How to write a novel. Tip #1: Learn to listen

Updated: Mar 19, 2018

Advice on how to write a book, more specifically a fiction novel. The posts in this series reflect my own experience as an author. I do not pretend to be an authority on the subject (or on any other subject for that matter). My only goal is to share what I've picked up along the way on my journey to becoming a writer, and to hopefully help some of you avoid the mistakes I made, or benefit from the things I’ve learned.


Tip #1: Learn to listen.


No, I’m not trying to get all “Zen” on you. When I talk about listening, I mean it in a basic, literal, sense. To be perfectly frank, this post is not really intended for those who decided that they ‘wanted’ to write a book, but rather for those who felt that they ‘needed’ to do so.


If you belong in the former group, there are various reasons why you might want to try your hand at writing. For instance, becoming a writer might be a long-time aspiration of yours. As far as motives go, this would be a pretty good one, as good as any I can think of, but I’m not sure this particular advice would apply to you (though it might).


If you belong in the latter group, I suspect there’s one reason above all others why fiction writing appeals to you: There’s a story floating around inside your head. It’s been there for some time, and no matter how long you wait for it to go away, it simply won’t (kinda like your mother-in-law).


Of course, this feeling will be different for all of us.

  • In some cases, it will be like a faint echo you can barely hear. You might not even know exactly what it’s been trying to tell you.

  • In other cases, it will be like a clear voice narrating a story inside your head so often it keeps distracting you from everything else you’re trying to do.


Either way, the solution is to listen.


It sounds like an obvious thing to say, and I bet more than a few of you just went “well, duh!”. But if you think about it you might find it’s one of those things we’re all aware we should be doing, and yet is somehow still a difficult to manage. That’s because we’re rational creatures (I know there’s an easy joke here but I’m not gonna make it).


In other words, our thinking gets in the way. It’s not always easy to let your imagination lead your conscious mind, as opposed to doing the leading yourself (it is your mind after all). And yet, that is precisely what you should try to do if you want to become a better writer.

Listen to the voice inside your head … No, not that one. I mean the one that’s been trying really hard to tell you a story.

The same story you can almost discern behind the words of every page your gaze happens to land on.


Try to make that voice as clear as possible. Let your imagination go as far as it will take you. And don’t worry about coming up with something which sounds too extravagant, too far-fetched, or too close to being non-sensical.

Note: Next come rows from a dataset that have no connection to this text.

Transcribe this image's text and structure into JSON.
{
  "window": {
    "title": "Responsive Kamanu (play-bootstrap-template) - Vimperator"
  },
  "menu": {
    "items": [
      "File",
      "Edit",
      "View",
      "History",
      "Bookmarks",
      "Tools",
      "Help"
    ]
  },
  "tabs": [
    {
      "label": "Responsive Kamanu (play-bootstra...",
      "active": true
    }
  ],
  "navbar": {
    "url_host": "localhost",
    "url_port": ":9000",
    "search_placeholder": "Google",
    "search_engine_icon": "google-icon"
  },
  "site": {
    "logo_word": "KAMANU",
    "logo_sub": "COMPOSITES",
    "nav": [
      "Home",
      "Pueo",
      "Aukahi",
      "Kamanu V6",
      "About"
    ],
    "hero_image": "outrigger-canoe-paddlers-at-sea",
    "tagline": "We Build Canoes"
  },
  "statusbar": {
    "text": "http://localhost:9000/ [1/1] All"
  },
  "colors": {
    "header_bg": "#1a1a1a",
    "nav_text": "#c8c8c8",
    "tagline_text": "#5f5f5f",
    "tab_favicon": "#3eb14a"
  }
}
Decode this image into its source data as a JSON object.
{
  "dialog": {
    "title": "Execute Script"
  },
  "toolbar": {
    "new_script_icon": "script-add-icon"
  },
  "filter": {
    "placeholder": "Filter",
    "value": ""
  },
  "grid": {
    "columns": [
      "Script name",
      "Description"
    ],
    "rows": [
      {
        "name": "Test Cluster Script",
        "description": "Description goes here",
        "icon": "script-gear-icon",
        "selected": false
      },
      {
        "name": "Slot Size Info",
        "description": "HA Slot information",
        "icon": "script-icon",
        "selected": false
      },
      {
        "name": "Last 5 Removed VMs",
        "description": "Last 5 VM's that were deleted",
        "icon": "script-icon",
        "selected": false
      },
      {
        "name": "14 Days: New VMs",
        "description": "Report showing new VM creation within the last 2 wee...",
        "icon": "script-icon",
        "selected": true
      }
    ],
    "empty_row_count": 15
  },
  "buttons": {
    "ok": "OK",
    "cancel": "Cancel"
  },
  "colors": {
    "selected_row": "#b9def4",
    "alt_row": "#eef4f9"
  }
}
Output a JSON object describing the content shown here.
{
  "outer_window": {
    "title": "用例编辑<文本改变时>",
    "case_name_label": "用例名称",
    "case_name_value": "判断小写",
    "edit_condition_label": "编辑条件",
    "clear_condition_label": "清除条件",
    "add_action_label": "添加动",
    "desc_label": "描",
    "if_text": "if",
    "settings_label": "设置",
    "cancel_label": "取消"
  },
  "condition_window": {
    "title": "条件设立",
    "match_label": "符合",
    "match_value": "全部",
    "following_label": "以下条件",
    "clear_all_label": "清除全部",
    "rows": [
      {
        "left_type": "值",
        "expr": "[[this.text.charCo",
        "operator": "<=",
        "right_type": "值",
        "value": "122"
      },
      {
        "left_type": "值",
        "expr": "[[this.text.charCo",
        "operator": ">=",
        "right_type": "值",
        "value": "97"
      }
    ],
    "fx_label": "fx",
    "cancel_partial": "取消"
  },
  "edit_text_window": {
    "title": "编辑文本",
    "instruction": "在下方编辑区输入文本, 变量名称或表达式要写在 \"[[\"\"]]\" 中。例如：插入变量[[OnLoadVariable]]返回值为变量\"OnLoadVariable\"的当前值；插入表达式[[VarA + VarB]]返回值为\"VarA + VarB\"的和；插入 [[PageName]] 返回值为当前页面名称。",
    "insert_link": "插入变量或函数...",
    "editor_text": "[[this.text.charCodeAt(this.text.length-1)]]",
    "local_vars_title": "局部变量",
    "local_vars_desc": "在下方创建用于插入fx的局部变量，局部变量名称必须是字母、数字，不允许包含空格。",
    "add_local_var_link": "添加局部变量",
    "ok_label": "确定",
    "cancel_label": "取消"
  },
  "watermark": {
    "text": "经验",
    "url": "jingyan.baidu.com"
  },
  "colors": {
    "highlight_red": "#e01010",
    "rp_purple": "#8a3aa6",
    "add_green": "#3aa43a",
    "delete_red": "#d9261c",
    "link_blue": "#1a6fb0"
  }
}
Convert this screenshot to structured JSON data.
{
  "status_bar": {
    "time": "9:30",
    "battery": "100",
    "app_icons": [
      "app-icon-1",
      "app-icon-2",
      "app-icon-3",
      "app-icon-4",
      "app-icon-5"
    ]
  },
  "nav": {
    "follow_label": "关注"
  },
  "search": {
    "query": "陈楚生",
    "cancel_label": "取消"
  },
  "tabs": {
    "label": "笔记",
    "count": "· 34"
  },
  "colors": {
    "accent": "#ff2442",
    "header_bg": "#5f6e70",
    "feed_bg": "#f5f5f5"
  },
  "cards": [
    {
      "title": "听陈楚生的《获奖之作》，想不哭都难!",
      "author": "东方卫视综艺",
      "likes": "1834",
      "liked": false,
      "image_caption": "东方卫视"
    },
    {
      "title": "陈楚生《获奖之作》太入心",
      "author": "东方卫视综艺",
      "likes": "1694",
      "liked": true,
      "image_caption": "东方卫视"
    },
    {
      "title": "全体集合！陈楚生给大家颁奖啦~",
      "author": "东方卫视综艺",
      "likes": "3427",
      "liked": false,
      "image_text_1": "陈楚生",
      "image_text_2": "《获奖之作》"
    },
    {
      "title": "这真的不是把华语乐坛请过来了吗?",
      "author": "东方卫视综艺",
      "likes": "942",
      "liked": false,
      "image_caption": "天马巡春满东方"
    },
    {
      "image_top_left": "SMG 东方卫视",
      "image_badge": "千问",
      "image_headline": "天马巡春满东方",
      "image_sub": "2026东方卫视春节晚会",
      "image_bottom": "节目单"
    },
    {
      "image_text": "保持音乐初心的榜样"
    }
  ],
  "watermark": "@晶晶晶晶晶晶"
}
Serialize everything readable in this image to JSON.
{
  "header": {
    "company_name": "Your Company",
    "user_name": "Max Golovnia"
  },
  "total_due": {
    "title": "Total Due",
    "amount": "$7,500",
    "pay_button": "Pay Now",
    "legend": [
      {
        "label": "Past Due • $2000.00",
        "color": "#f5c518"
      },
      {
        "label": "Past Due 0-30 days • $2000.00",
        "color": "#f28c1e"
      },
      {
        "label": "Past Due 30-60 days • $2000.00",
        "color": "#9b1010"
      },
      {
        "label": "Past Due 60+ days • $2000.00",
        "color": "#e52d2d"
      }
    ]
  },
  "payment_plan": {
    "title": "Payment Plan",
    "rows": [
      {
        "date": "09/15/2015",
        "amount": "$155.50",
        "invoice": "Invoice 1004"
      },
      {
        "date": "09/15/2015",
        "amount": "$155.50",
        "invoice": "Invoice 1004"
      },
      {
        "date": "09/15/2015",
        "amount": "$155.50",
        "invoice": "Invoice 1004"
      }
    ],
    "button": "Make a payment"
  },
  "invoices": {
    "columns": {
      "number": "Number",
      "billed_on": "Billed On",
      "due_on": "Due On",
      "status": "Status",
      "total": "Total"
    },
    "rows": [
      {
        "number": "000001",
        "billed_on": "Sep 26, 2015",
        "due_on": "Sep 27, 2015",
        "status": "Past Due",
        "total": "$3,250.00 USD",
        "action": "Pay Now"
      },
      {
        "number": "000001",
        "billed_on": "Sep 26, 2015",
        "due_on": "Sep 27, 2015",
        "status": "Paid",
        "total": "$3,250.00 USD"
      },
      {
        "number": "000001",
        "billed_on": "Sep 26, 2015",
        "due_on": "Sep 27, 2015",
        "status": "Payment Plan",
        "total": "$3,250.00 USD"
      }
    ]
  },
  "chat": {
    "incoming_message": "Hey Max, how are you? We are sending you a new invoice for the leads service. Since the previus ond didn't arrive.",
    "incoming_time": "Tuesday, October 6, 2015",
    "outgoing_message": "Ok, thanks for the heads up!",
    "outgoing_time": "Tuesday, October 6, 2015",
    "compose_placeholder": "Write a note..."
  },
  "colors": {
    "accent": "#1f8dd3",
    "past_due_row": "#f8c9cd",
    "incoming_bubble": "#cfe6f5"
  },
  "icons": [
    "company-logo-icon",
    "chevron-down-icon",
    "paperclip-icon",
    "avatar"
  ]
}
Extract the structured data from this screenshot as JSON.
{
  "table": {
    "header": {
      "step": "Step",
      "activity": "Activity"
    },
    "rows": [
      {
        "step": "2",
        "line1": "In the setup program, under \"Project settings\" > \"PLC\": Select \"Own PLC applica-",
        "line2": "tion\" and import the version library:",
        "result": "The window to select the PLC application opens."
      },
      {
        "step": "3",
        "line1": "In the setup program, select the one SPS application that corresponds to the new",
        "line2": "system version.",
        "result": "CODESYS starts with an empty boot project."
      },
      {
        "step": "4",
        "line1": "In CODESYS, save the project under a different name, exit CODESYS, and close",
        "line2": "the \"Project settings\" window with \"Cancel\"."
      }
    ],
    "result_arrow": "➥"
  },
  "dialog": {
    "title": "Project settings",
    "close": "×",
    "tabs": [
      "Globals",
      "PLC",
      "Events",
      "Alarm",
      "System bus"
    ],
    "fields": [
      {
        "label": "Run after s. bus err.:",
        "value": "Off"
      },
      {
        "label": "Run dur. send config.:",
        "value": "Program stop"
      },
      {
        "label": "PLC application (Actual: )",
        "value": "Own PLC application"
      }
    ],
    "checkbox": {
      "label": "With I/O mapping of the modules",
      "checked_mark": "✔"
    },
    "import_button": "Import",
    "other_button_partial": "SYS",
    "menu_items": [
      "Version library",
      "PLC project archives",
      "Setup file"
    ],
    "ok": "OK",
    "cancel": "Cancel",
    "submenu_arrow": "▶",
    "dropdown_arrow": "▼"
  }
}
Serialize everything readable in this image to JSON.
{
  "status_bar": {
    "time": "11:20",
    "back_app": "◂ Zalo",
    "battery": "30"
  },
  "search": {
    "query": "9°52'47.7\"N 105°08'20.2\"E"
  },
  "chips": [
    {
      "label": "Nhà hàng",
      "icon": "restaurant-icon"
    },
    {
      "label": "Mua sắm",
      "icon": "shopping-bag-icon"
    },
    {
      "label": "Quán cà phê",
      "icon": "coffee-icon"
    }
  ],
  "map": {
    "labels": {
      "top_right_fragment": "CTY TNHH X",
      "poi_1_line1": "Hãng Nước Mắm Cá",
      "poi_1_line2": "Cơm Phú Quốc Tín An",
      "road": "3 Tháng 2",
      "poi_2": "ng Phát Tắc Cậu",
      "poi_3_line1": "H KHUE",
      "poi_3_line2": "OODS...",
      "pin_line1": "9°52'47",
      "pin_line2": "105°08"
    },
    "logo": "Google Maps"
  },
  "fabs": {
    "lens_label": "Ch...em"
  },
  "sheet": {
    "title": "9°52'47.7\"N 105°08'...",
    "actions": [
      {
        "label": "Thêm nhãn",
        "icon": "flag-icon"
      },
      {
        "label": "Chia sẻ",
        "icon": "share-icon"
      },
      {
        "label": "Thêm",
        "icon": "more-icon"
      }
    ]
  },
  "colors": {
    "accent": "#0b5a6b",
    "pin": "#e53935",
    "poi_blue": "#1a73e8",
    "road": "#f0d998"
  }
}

Like I said, we’re rational creatures, our brains are wired to use logic and reason. This will keep you from straying too far into the land of the implausible, the incoherent, and the downright preposterous. Reason is the tether of imagination.

But you still have to allow your imagination enough freedom to explore and to see what it might find at the frontier between the reasonable and the unreasonable. That is where you are most likely to come across real originality. Therefore, my first advice to you before you seat down in front of your computer and stare with dread at that terrifying blank page on your screen. Learn to listen.